Healthy Communities Grant Program
Supporting a Culture of Wellness and Prevention
Together we can change health outcomes
in our communities. The Wellmark Foundation seeks to support
communities to develop, implement, and enhance local-level
wellness and prevention programs. These programs should be
population-based, i.e., they work with a non-patient population
versus targeting patients already in a clinical setting.
Successful proposals will focus on primary prevention and
reflect the priority health needs of the community/geographic
area of focus you and your applicant team define. Potential
indicators of priority community health needs might be found
through a community health needs assessment or state epidemiological
health data. Our current grant offerings do not request proposals
involving disease management or treatment as the primary emphasis.
Tools like The
Community Guide or U.S.
Preventive Services Task Force may help grant applicants
justify project plan choices and make stronger funding requests.
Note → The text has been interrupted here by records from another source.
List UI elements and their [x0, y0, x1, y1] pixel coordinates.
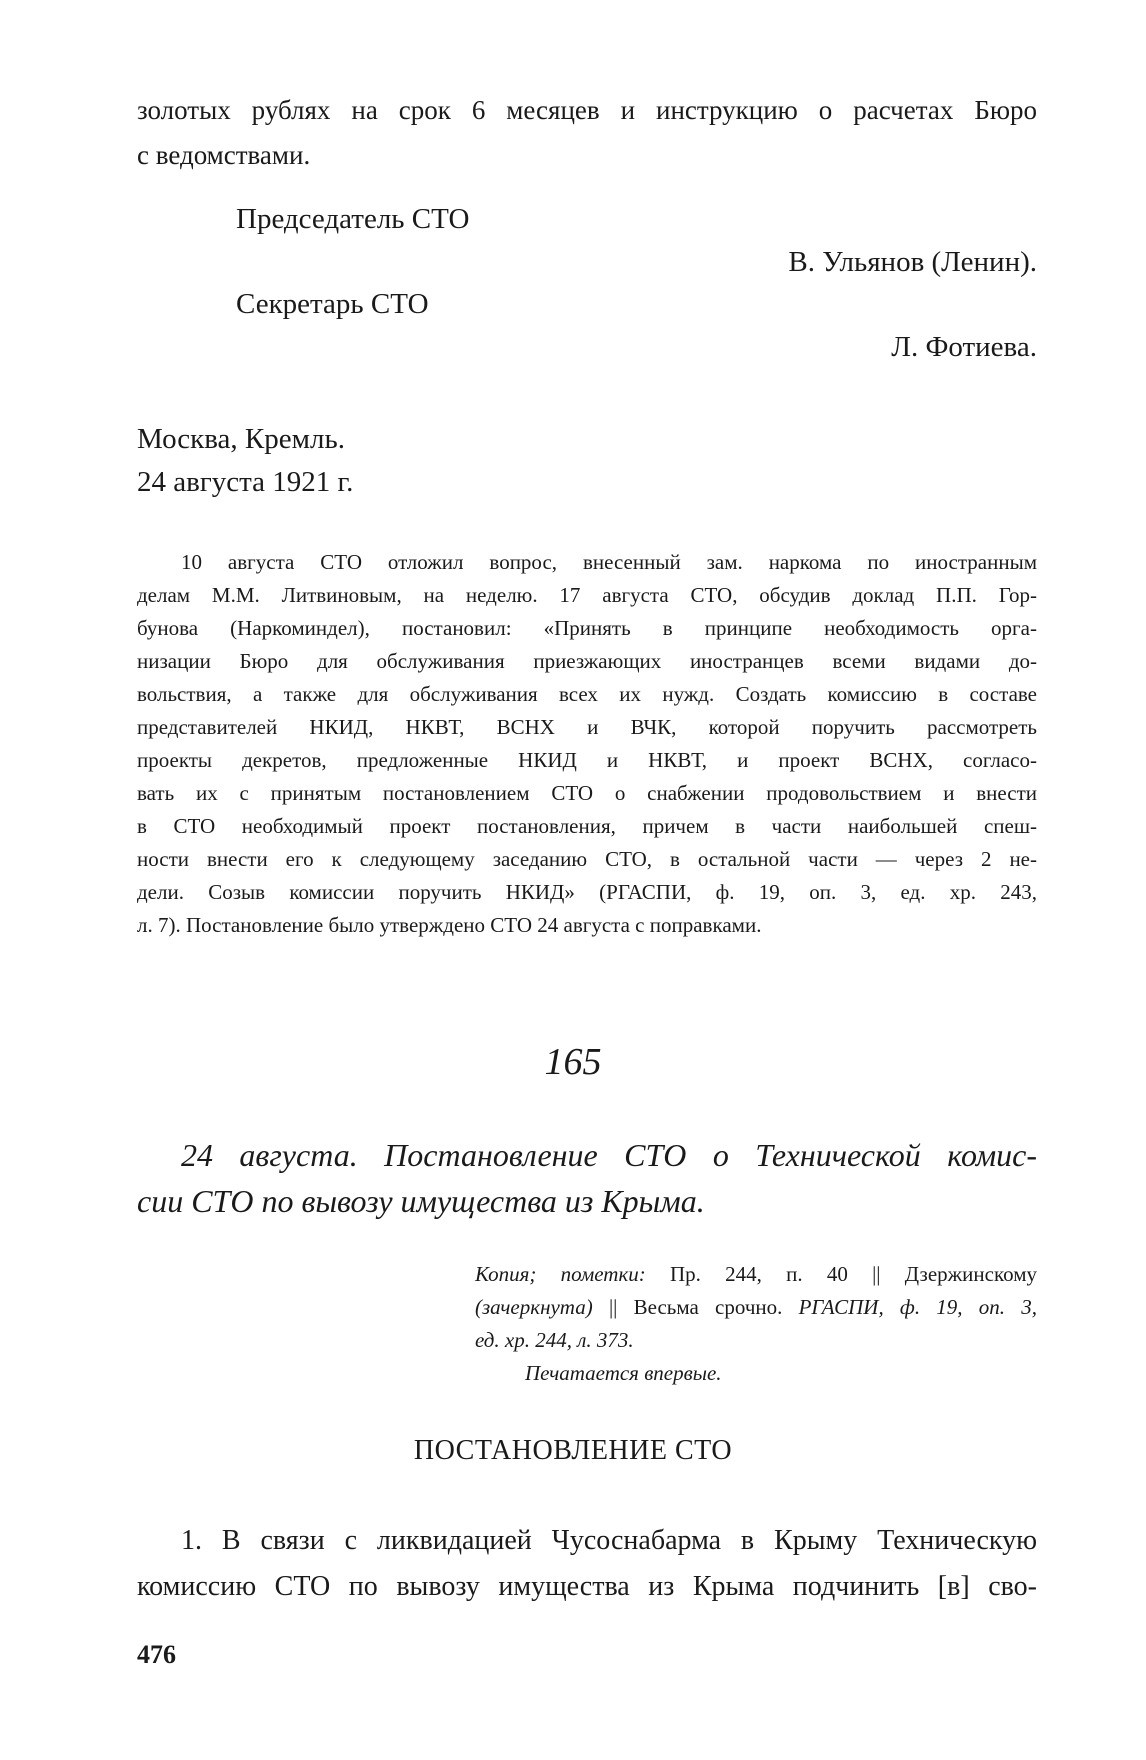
page-number: 476	[137, 1640, 176, 1669]
archive-ref: РГАСПИ, ф. 19, оп. 3,	[798, 1295, 1038, 1319]
document-heading	[137, 1132, 1037, 1224]
intro-line: золотых рублях на срок 6 месяцев и инструкцию о расчетах Бюро	[137, 95, 1037, 125]
source-line	[475, 1291, 1037, 1324]
resolution-line: комиссию СТО по вывозу имущества из Крыма подчинить [в] сво-	[137, 1571, 1037, 1602]
note-line: вольствия, а также для обслуживания всех их нужд. Создать комиссию в составе	[137, 682, 1037, 706]
source-note	[475, 1258, 1037, 1390]
heading-line: сии СТО по вывозу имущества из Крыма.	[137, 1183, 705, 1219]
crossed-text: || Весьма срочно.	[608, 1295, 783, 1319]
place-date-block	[137, 418, 353, 504]
note-line: делам М.М. Литвиновым, на неделю. 17 августа СТО, обсудив доклад П.П. Гор-	[137, 583, 1037, 607]
note-line: низации Бюро для обслуживания приезжающих иностранцев всеми видами до-	[137, 649, 1037, 673]
chairman-name: В. Ульянов (Ленин).	[788, 246, 1037, 278]
resolution-paragraph	[137, 1518, 1037, 1610]
note-line: л. 7). Постановление было утверждено СТО 24 августа с поправками.	[137, 913, 762, 937]
note-line: представителей НКИД, НКВТ, ВСНХ и ВЧК, которой поручить рассмотреть	[137, 715, 1037, 739]
crossed-label: (зачеркнута)	[475, 1295, 593, 1319]
note-line: в СТО необходимый проект постановления, причем в части наибольшей спеш-	[137, 814, 1037, 838]
intro-line: с ведомствами.	[137, 140, 311, 170]
document-number: 165	[544, 1041, 602, 1083]
note-line: 10 августа СТО отложил вопрос, внесенный зам. наркома по иностранным	[181, 550, 1037, 574]
heading-line: 24 августа. Постановление СТО о Технической комис-	[181, 1137, 1037, 1173]
archive-ref-cont: ед. хр. 244, л. 373.	[475, 1328, 634, 1352]
note-line: дели. Созыв комиссии поручить НКИД» (РГАСПИ, ф. 19, оп. 3, ед. хр. 243,	[137, 880, 1037, 904]
commentary-note	[137, 546, 1037, 942]
secretary-title: Секретарь СТО	[236, 288, 429, 320]
secretary-name: Л. Фотиева.	[891, 331, 1037, 363]
source-line	[475, 1324, 1037, 1357]
source-line	[475, 1258, 1037, 1291]
chairman-title: Председатель СТО	[236, 203, 470, 235]
copy-label: Копия; пометки:	[475, 1262, 646, 1286]
resolution-title: ПОСТАНОВЛЕНИЕ СТО	[413, 1435, 733, 1466]
note-line: проекты декретов, предложенные НКИД и НКВТ, и проект ВСНХ, согласо-	[137, 748, 1037, 772]
date: 24 августа 1921 г.	[137, 466, 354, 498]
resolution-line: 1. В связи с ликвидацией Чусоснабарма в Крыму Техническую	[181, 1525, 1037, 1556]
note-line: бунова (Наркоминдел), постановил: «Принять в принципе необходимость орга-	[137, 616, 1037, 640]
intro-paragraph	[137, 88, 1037, 178]
note-line: вать их с принятым постановлением СТО о снабжении продовольствием и внести	[137, 781, 1037, 805]
source-line	[475, 1357, 1037, 1390]
copy-text: Пр. 244, п. 40 || Дзержинскому	[670, 1262, 1038, 1286]
place: Москва, Кремль.	[137, 423, 345, 455]
note-line: ности внести его к следующему заседанию СТО, в остальной части — через 2 не-	[137, 847, 1037, 871]
printed-note: Печатается впервые.	[525, 1361, 722, 1385]
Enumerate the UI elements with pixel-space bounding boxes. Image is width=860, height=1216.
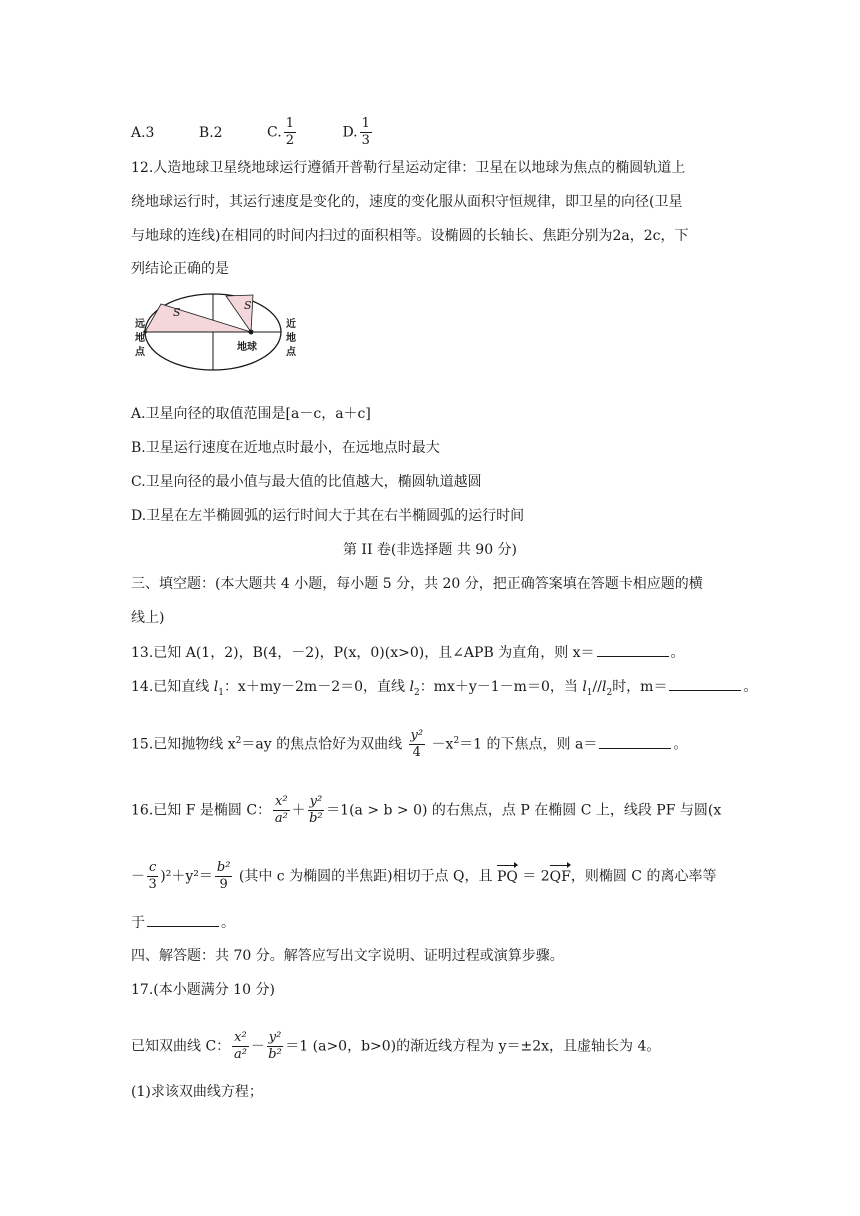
svg-text:远: 远 (135, 319, 145, 330)
q17-title: 17.(本小题满分 10 分) (131, 982, 275, 998)
svg-text:地: 地 (286, 333, 296, 344)
ellipse-orbit-diagram (131, 287, 311, 373)
q16-answer-blank (147, 912, 219, 927)
svg-text:点: 点 (135, 347, 145, 358)
q11-option-a: A.3 (131, 124, 155, 141)
part-2-title: 第 II 卷(非选择题 共 90 分) (342, 542, 518, 558)
q12-line-3: 与地球的连线)在相同的时间内扫过的面积相等。设椭圆的长轴长、焦距分别为2a，2c，下 (131, 228, 689, 244)
vector-qf: QF (549, 868, 571, 885)
q17-sub-1: (1)求该双曲线方程； (131, 1084, 263, 1100)
svg-text:点: 点 (286, 347, 296, 358)
q13-answer-blank (597, 642, 669, 657)
section-4: 四、解答题：共 70 分。解答应写出文字说明、证明过程或演算步骤。 (131, 948, 564, 964)
svg-text:近: 近 (286, 319, 296, 330)
q11-options (131, 116, 414, 149)
q12-option-b: B.卫星运行速度在近地点时最小，在远地点时最大 (131, 440, 440, 456)
q12-line-4: 列结论正确的是 (131, 261, 229, 277)
q15-answer-blank (599, 734, 671, 749)
q15: 15.已知抛物线 $x^2=ay$ 的焦点恰好为双曲线 $\frac{\text{y²}}{4}$ $-x^2=1$ 的下焦点，则 a＝ 。 (131, 728, 688, 760)
section-3-line-1: 三、填空题：(本大题共 4 小题，每小题 5 分，共 20 分，把正确答案填在答题卡相应题的横 (131, 576, 703, 592)
section-3-line-2: 线上) (131, 610, 165, 626)
q11-option-b: B.2 (198, 124, 223, 141)
q12-option-c: C.卫星向径的最小值与最大值的比值越大，椭圆轨道越圆 (131, 474, 482, 490)
earth-label: 地球 (237, 342, 257, 353)
q17-statement: 已知双曲线 C： $\frac{\text{x²}}{\text{a²}}$ － $\frac{\text{y²}}{\text{b²}}$ ＝1 (a>0，b>0)的渐近线方程为 y＝±2x，且虚轴长为 4。 (131, 1030, 661, 1062)
q11-option-c: C. $\frac{1}{2}$ (267, 116, 294, 148)
q11-option-d: D. $\frac{1}{3}$ (342, 116, 370, 148)
q12-option-a: A.卫星向径的取值范围是[a－c，a＋c] (131, 406, 371, 422)
q13: 13.已知 A(1，2)，B(4，－2)，P(x，0)(x>0)，且∠APB 为直角，则 x＝ 。 (131, 642, 685, 663)
s-label-right: S (244, 299, 252, 312)
s-label-left: S (173, 306, 181, 319)
q12-option-d: D.卫星在左半椭圆弧的运行时间大于其在右半椭圆弧的运行时间 (131, 508, 525, 524)
vector-pq: PQ (496, 868, 518, 885)
q16-line-2: － $\frac{c}{3}$ )²＋y²＝ $\frac{\text{b²}}{9}$ (其中 c 为椭圆的半焦距)相切于点 Q，且 PQ ＝ 2QF，则椭圆 C 的离心率等 (131, 860, 717, 892)
svg-text:地: 地 (135, 333, 145, 344)
q16-line-3: 于 。 (131, 912, 235, 933)
earth-focus (249, 330, 254, 335)
q12-line-2: 绕地球运行时，其运行速度是变化的，速度的变化服从面积守恒规律，即卫星的向径(卫星 (131, 194, 683, 210)
q14-answer-blank (669, 676, 741, 691)
q12-line-1: 12.人造地球卫星绕地球运行遵循开普勒行星运动定律：卫星在以地球为焦点的椭圆轨道上 (131, 160, 686, 176)
q16-line-1: 16.已知 F 是椭圆 C： $\frac{\text{x²}}{\text{a²}}$ ＋ $\frac{\text{y²}}{\text{b²}}$ ＝1(a > b > 0) 的右焦点，点 P 在椭圆 C 上，线段 PF 与圆(x (131, 794, 722, 826)
q14: 14.已知直线 $l_1$：x＋my－2m－2＝0，直线 $l_2$：mx＋y－1－m＝0，当 $l_1//l_2$时，m＝ 。 (131, 676, 757, 703)
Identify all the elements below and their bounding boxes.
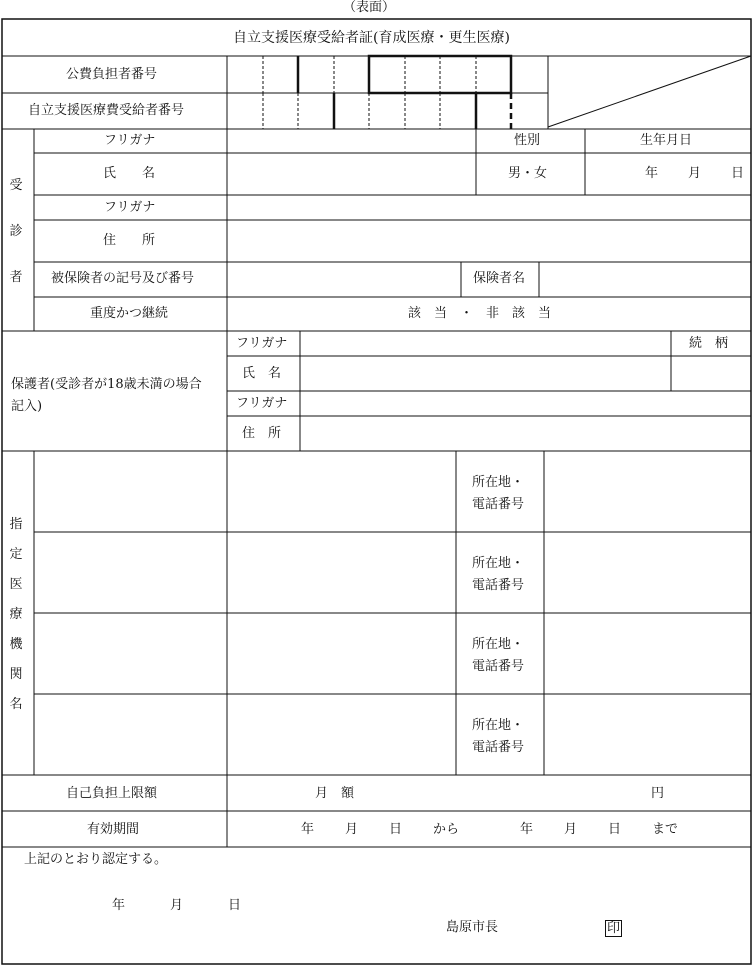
validity-start-year: 年: [301, 822, 315, 837]
phone-line: 電話番号: [472, 740, 525, 755]
validity-end-day: 日: [608, 822, 622, 837]
institution-section-char: 療: [9, 607, 23, 622]
insured-number-label: 被保険者の記号及び番号: [51, 271, 195, 286]
issuer-name: 島原市長: [446, 920, 499, 935]
guardian-name-label: 氏 名: [242, 366, 282, 381]
yen-unit: 円: [651, 786, 665, 801]
guardian-address-label: 住 所: [242, 426, 282, 441]
guardian-label-line: 記入): [11, 399, 43, 414]
insurer-name-label: 保険者名: [473, 271, 526, 286]
patient-section-char: 受: [9, 178, 23, 193]
certification-statement: 上記のとおり認定する。: [24, 852, 168, 867]
sex-options: 男・女: [508, 166, 548, 181]
form-title: 自立支援医療受給者証(育成医療・更生医療): [233, 30, 510, 46]
recipient-number-label: 自立支援医療費受給者番号: [28, 103, 185, 118]
guardian-address-furigana-label: フリガナ: [236, 396, 288, 411]
patient-address-label: 住 所: [103, 233, 156, 248]
monthly-amount-label: 月 額: [315, 786, 355, 801]
phone-line: 電話番号: [472, 578, 525, 593]
birth-month-unit: 月: [688, 166, 702, 181]
guardian-relation-label: 続 柄: [689, 336, 729, 351]
institution-section-char: 医: [9, 577, 23, 592]
severe-continuing-options: 該 当 ・ 非 該 当: [408, 306, 552, 321]
location-line: 所在地・: [472, 637, 525, 652]
patient-section-label: [6, 178, 26, 286]
issue-month-unit: 月: [170, 898, 184, 913]
institution-section-char: 関: [9, 667, 23, 682]
institution-section-char: 名: [9, 697, 23, 712]
severe-continuing-label: 重度かつ継続: [90, 306, 169, 321]
location-line: 所在地・: [472, 718, 525, 733]
phone-line: 電話番号: [472, 497, 525, 512]
institution-section-label: [6, 517, 26, 713]
patient-section-char: 診: [9, 224, 23, 239]
birth-day-unit: 日: [731, 166, 745, 181]
guardian-label: [11, 374, 202, 418]
institution-section-char: 定: [9, 547, 23, 562]
guardian-furigana-label: フリガナ: [236, 336, 288, 351]
location-line: 所在地・: [472, 475, 525, 490]
seal-stamp-box: 印: [607, 921, 621, 936]
birth-date-label: 生年月日: [640, 133, 693, 148]
location-line: 所在地・: [472, 556, 525, 571]
face-header: （表面）: [343, 0, 396, 15]
issue-day-unit: 日: [228, 898, 242, 913]
copay-limit-label: 自己負担上限額: [66, 786, 158, 801]
validity-from: から: [433, 822, 460, 837]
guardian-label-line: 保護者(受診者が18歳未満の場合: [11, 377, 202, 392]
sex-label: 性別: [514, 133, 541, 148]
phone-line: 電話番号: [472, 659, 525, 674]
patient-section-char: 者: [9, 270, 23, 285]
institution-location-label: [472, 472, 524, 516]
institution-location-label: [472, 715, 524, 759]
validity-start-month: 月: [345, 822, 359, 837]
institution-location-label: [472, 553, 524, 597]
patient-name-label: 氏 名: [103, 166, 156, 181]
patient-furigana-label: フリガナ: [104, 133, 156, 148]
payer-number-label: 公費負担者番号: [66, 67, 158, 82]
institution-section-char: 指: [9, 517, 23, 532]
validity-end-month: 月: [564, 822, 578, 837]
validity-end-year: 年: [520, 822, 534, 837]
validity-label: 有効期間: [87, 822, 140, 837]
issue-year-unit: 年: [112, 898, 126, 913]
validity-start-day: 日: [389, 822, 403, 837]
institution-location-label: [472, 634, 524, 678]
address-furigana-label: フリガナ: [104, 200, 156, 215]
validity-until: まで: [652, 822, 679, 837]
birth-year-unit: 年: [645, 166, 659, 181]
institution-section-char: 機: [9, 637, 23, 652]
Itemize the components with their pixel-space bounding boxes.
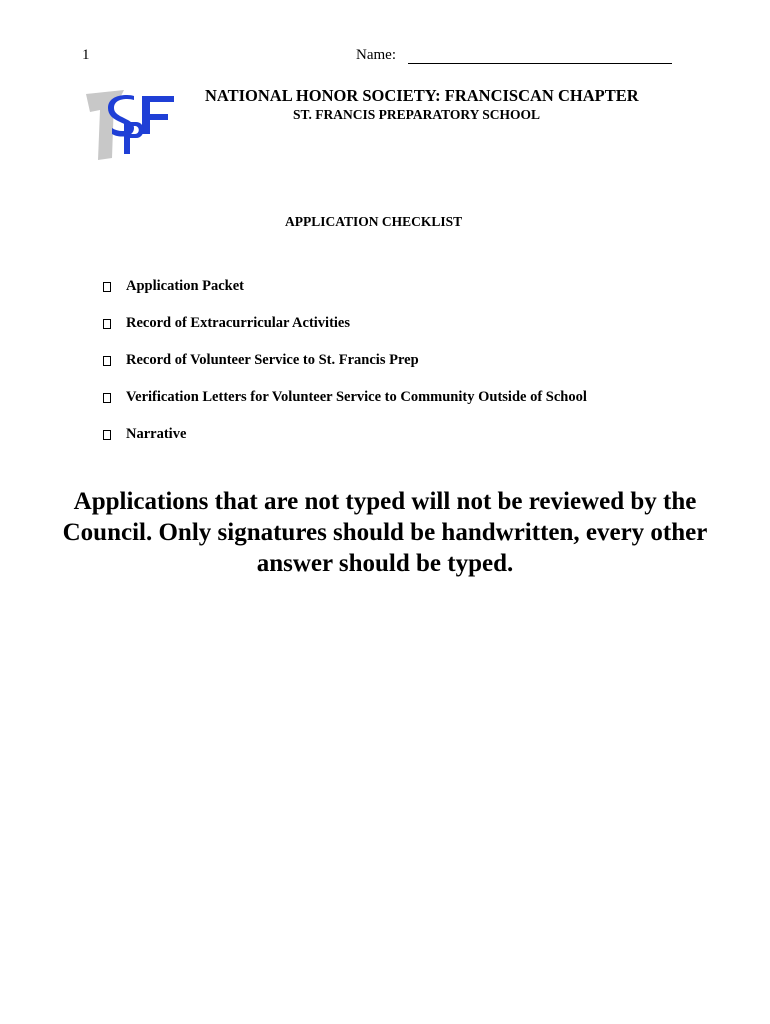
checklist-title: APPLICATION CHECKLIST xyxy=(285,214,463,229)
checklist-item-label: Record of Extracurricular Activities xyxy=(126,315,351,331)
checkbox[interactable] xyxy=(103,393,111,403)
typing-requirement-notice: Applications that are not typed will not be reviewed by the Council. Only signatures should be handwritten, every other answer should be typed. xyxy=(62,488,708,577)
checklist-item-label: Narrative xyxy=(126,426,187,442)
organization-title: NATIONAL HONOR SOCIETY: FRANCISCAN CHAPTER xyxy=(205,86,639,105)
logo-graphic xyxy=(84,88,176,162)
application-checklist xyxy=(103,268,587,453)
checklist-item-label: Verification Letters for Volunteer Service to Community Outside of School xyxy=(126,389,587,405)
name-blank-line[interactable] xyxy=(408,48,672,64)
checklist-item-narrative xyxy=(103,416,587,453)
checklist-item-label: Record of Volunteer Service to St. Francis Prep xyxy=(126,352,419,368)
logo-letter-f xyxy=(142,96,174,134)
school-logo xyxy=(84,88,176,162)
checkbox[interactable] xyxy=(103,430,111,440)
checklist-item-label: Application Packet xyxy=(126,278,245,294)
checkbox[interactable] xyxy=(103,282,111,292)
checklist-item-volunteer-sfp xyxy=(103,342,587,379)
checklist-item-extracurricular xyxy=(103,305,587,342)
checkbox[interactable] xyxy=(103,319,111,329)
school-name: ST. FRANCIS PREPARATORY SCHOOL xyxy=(293,107,541,122)
checkbox[interactable] xyxy=(103,356,111,366)
name-field xyxy=(356,47,672,64)
name-label: Name: xyxy=(356,47,396,63)
checklist-item-application-packet xyxy=(103,268,587,305)
checklist-item-verification-letters xyxy=(103,379,587,416)
page-number: 1 xyxy=(82,47,90,63)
In focusing funding on wellness and prevention, the Foundation
includes in that category health promotion, health education,
disease prevention, and injury prevention.
The Foundation sees its roles in promoting a wellness and
prevention agenda as:
- A provider of resources to encourage the application
of proven (evidence-based) wellness strategies in our two
states.
- A supporter of community initiatives designed to create
long-term, positive changes in health status or policy education
to advance prevention and wellness gains.
The Foundation takes a multi-dimensional approach to wellness
and prevention, supporting projects and programs that intervene
at the individual, community, and systems levels. Projects
at all levels are both welcome and encouraged.
Individual interventions might focus on resourcing the community
to adopt and implement proven prevention strategies, supplemented
by direct individual interventions such as screenings, when
needed to fill prevention gaps or address health disparities.
Community interventions could focus on educational campaigns
to increase knowledge and influence attitudes regarding health
risk behaviors and the community’s most pressing preventable
health issues.
Systems interventions might focus on setting the stage for
positive behavior change through the support of policy and/or
environmental changes.
Within this context, the Foundation will consider proposals
within the following wellness and prevention-based examples:
- Improving infant morbidity/mortality by providing access
to recommended prenatal care for high-risk mothers and parental
education.
- Increasing physical activity and improved nutritional
intake (across the lifespan) through community-based programming
(complementary of our childhood obesity prevention funding).
- Developing and educating youth to make healthy lifestyle
choices and avoid high-risk behavior (i.e., sexual, tobacco
use, substance abuse).
- Implementing population-based interventions to increase
demand for and access to evidence-based preventive health
screenings and recommended immunizations.